The hole was empty. The key was gone.

[!-- H2 anchor --]

CHAPTER X

THE RECEPTION

In Tewfick Pasha's harem everything was astir.

It was the morning of the marriage, almost the very hour when the wedding cortège would bear the bride from her father's home to the house of her husband.

The invited guests were already arrived and streaming through the reception rooms, a bright, feminine tide in evening toilettes, surrounding the exhibited gifts or pausing about tables of cool syrups, and their soft, low voices, the delicious musical tones of highbred Turkish women, rose like a murmuring of somnolent bees to the tenser regions about, tightening the excitement of haste.

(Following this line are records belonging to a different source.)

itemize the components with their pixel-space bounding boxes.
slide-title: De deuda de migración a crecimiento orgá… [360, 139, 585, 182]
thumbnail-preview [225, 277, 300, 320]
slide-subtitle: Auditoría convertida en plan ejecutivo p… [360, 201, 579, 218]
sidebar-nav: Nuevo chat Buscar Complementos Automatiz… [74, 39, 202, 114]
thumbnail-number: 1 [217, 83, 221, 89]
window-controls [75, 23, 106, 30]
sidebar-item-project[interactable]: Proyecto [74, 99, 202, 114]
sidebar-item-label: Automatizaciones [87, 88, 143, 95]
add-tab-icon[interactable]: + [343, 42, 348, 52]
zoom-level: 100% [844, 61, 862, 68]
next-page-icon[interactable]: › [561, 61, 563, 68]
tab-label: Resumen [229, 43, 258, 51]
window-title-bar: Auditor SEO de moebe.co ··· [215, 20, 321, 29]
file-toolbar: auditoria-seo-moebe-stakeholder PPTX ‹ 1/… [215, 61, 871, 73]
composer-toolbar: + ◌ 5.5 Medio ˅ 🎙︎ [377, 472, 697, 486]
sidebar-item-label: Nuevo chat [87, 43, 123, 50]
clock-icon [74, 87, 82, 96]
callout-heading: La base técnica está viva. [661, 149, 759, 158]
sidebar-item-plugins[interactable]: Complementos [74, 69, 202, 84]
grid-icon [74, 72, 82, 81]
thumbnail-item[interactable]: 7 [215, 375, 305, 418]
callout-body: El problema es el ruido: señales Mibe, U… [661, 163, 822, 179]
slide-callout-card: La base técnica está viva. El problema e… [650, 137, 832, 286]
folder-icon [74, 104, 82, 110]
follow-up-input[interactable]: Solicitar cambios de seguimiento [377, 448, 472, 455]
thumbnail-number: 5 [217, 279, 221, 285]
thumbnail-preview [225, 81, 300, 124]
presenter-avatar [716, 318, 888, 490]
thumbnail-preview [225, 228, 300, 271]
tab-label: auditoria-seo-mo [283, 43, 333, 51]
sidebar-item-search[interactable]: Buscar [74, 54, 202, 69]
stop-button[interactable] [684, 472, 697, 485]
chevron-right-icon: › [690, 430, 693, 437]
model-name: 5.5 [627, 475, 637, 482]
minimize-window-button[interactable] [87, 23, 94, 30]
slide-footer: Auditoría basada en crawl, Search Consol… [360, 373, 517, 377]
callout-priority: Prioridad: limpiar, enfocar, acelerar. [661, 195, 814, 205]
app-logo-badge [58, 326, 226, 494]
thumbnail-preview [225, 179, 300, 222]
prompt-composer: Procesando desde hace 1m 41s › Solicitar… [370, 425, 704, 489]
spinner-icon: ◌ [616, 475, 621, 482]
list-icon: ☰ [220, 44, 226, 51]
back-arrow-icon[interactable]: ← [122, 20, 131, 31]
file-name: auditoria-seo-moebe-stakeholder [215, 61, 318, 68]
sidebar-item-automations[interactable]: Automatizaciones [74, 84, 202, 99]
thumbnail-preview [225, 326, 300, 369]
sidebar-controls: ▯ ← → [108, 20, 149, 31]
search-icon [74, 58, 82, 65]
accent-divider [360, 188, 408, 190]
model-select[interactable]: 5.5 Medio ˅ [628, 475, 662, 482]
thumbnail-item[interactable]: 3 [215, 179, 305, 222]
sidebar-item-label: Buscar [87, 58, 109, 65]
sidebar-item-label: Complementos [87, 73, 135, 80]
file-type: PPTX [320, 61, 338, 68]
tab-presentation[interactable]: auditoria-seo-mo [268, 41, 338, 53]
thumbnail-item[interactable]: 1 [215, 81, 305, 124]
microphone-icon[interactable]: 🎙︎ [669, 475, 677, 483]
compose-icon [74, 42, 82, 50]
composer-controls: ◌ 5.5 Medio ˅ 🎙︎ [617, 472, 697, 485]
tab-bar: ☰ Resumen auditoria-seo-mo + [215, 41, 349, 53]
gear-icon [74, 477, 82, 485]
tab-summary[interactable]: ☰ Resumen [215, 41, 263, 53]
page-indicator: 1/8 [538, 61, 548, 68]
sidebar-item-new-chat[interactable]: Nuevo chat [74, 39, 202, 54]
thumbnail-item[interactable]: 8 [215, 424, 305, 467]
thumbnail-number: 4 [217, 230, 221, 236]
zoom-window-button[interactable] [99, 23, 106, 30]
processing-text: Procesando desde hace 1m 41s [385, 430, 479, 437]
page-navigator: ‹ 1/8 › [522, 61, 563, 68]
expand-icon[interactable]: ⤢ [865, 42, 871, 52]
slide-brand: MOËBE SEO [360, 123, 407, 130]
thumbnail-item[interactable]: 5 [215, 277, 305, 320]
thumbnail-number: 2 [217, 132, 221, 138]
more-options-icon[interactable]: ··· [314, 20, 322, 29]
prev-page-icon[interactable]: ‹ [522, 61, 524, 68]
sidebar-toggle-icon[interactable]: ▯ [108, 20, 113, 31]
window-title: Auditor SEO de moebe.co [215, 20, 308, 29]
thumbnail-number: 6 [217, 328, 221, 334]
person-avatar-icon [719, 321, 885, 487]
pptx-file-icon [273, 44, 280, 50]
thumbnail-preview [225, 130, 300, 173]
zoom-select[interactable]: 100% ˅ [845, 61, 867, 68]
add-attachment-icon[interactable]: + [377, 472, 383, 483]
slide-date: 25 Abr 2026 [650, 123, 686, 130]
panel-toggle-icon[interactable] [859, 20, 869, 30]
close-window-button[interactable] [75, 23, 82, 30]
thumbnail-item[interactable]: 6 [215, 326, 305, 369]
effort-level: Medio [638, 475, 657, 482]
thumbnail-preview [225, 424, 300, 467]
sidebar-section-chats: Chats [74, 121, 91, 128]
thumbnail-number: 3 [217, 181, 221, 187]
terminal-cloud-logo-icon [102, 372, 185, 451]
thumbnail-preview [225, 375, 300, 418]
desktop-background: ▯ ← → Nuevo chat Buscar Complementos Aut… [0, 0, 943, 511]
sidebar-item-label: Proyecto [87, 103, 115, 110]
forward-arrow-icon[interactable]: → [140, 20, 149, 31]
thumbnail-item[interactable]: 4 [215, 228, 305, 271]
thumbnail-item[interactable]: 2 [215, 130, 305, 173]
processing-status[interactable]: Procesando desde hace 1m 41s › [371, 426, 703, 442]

The bride was not yet ready. Still and white, she was the only image of calm in that fluttering, confusing room. Her nearer friends were hovering about her, and her maids of honor, two charming little Turks in rose robes, were draping her veil while old Miriam, resplendent in green and silver, endeavored jealously to outmaneuver them.

On her knees, the gnome-like Mrs. Hendricks was adding an orange blossom to the laces on the train. Then she sat back on her heels, her head a-tilt like a curious bird's, her eyes beaming sentimentally upon the bride.

"The prettiest h'I h'ever did see," she pronounced with satisfaction, "H'as pretty as a wax figger now—h'only a thought too waxy."